The combined $3.7 million in annual wage loss (estimated conservatively at $23,400 average wage per worker) created immediate pressure on household finances in the county while reducing local tax bases and consumer spending. Schools, municipal services, and local retailers all felt downstream effects as households adjusted to reduced income.

H-1B and Foreign Hiring Context

The broader Montana H-1B visa landscape reveals significant reliance on foreign skilled labor, particularly in healthcare and technology sectors. With 1,173 certified H-1B petitions across Montana from 386 unique employers, and with healthcare employers like Billings Clinic (52 petitions, averaging $322,962 in salary) appearing among the state's top H-1B filers, the question of whether Altacare of Montana simultaneously filed H-1B petitions while executing domestic workforce reductions becomes significant.

The available data does not identify Altacare of Montana as appearing among Montana's top H-1B employers, and no specific H-1B filing information is provided for CineMark. This absence does not conclusively indicate that these employers avoided foreign hiring during the 2020 period, but it suggests they did not file sufficient H-1B petitions to appear among the state's major users of this visa category. This distinction matters: healthcare employers in Montana overall are utilizing H-1B visa holders at substantial scale, yet Altacare's absence from this data suggests the company either operated independently of H-1B visa hiring or utilized fewer foreign workers than competitors.

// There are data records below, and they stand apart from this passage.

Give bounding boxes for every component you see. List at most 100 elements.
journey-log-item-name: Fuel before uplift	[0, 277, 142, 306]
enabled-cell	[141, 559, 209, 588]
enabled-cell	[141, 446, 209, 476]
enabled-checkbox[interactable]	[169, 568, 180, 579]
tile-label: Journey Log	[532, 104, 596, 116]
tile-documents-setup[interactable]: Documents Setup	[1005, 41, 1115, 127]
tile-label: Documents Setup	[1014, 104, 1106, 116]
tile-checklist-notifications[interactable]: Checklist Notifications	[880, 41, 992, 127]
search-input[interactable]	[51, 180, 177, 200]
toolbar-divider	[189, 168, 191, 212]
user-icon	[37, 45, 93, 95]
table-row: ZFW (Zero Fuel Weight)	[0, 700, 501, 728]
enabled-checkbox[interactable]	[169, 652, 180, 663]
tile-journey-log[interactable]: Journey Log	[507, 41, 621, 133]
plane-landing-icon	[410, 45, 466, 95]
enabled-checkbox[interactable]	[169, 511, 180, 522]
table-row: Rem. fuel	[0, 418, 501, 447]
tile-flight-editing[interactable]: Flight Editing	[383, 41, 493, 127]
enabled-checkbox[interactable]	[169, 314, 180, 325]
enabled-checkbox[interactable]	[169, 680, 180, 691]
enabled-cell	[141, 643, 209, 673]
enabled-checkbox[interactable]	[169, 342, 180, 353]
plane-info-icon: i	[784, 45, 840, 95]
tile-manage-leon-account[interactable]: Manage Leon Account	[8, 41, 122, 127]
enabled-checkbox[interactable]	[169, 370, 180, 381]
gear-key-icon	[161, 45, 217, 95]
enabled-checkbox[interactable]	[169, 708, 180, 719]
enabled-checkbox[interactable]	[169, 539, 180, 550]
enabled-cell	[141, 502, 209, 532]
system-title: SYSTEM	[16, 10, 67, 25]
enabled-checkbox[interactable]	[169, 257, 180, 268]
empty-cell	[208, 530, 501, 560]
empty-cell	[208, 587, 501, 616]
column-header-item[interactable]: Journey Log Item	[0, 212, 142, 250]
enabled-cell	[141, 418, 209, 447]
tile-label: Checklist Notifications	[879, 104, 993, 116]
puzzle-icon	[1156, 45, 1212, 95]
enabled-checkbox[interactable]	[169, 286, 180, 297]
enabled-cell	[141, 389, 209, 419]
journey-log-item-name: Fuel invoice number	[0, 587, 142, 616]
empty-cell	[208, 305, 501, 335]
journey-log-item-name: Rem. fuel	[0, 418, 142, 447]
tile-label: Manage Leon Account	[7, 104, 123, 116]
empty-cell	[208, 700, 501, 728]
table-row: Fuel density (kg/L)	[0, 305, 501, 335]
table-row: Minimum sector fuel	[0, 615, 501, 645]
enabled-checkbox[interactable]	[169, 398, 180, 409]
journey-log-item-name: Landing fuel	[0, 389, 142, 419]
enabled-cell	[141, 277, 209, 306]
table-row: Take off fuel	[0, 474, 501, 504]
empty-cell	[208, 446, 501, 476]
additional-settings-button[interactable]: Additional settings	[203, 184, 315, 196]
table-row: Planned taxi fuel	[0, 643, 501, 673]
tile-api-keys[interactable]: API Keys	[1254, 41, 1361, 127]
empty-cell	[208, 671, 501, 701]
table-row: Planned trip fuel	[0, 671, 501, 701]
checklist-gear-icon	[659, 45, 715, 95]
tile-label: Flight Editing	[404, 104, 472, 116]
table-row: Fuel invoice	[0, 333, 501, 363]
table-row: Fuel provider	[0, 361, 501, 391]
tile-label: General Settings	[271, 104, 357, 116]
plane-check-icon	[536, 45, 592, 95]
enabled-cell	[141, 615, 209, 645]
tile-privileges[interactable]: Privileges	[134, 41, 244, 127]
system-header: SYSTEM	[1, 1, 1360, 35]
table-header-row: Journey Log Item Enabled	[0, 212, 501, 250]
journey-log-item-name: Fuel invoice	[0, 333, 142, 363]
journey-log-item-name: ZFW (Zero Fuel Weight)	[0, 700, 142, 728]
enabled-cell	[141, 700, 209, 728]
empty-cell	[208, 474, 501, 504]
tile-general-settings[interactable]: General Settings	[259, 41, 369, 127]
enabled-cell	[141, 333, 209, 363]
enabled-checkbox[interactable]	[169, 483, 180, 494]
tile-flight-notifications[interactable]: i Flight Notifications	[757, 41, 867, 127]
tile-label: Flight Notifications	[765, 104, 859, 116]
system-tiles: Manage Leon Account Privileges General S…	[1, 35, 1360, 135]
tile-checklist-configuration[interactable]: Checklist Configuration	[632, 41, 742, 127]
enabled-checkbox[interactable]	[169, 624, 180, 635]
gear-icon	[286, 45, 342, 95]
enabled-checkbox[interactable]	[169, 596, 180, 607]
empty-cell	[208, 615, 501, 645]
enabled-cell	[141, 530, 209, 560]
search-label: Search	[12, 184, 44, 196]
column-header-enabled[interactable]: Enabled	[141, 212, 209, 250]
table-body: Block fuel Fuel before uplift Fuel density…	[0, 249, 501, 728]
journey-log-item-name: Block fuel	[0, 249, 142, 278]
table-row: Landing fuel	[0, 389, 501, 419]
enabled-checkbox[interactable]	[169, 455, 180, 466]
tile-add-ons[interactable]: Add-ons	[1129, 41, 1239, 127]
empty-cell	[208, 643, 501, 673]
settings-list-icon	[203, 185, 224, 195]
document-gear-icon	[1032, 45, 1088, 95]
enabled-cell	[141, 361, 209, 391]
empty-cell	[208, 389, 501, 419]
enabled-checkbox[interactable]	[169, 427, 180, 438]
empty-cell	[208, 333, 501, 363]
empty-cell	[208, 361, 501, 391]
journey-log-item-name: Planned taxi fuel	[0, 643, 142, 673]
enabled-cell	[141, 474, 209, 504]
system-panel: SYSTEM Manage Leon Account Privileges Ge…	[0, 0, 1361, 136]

The contrast between Altacare's apparent absence from H-1B data and its significant 2020 layoff raises questions about workforce management decisions during the pandemic crisis. While no direct evidence indicates that H-1B visa holders displaced domestic workers in this instance, the broader pattern of Montana healthcare employers utilizing foreign skilled labor indicates ongoing tension between local labor market conditions and employer hiring strategies.

Multiple Counties County's 2020 layoff experience, though limited in scale by national standards, reflects the profound disruption that concentrated employment shocks produce in rural economies with limited employer diversity and restricted labor market flexibility.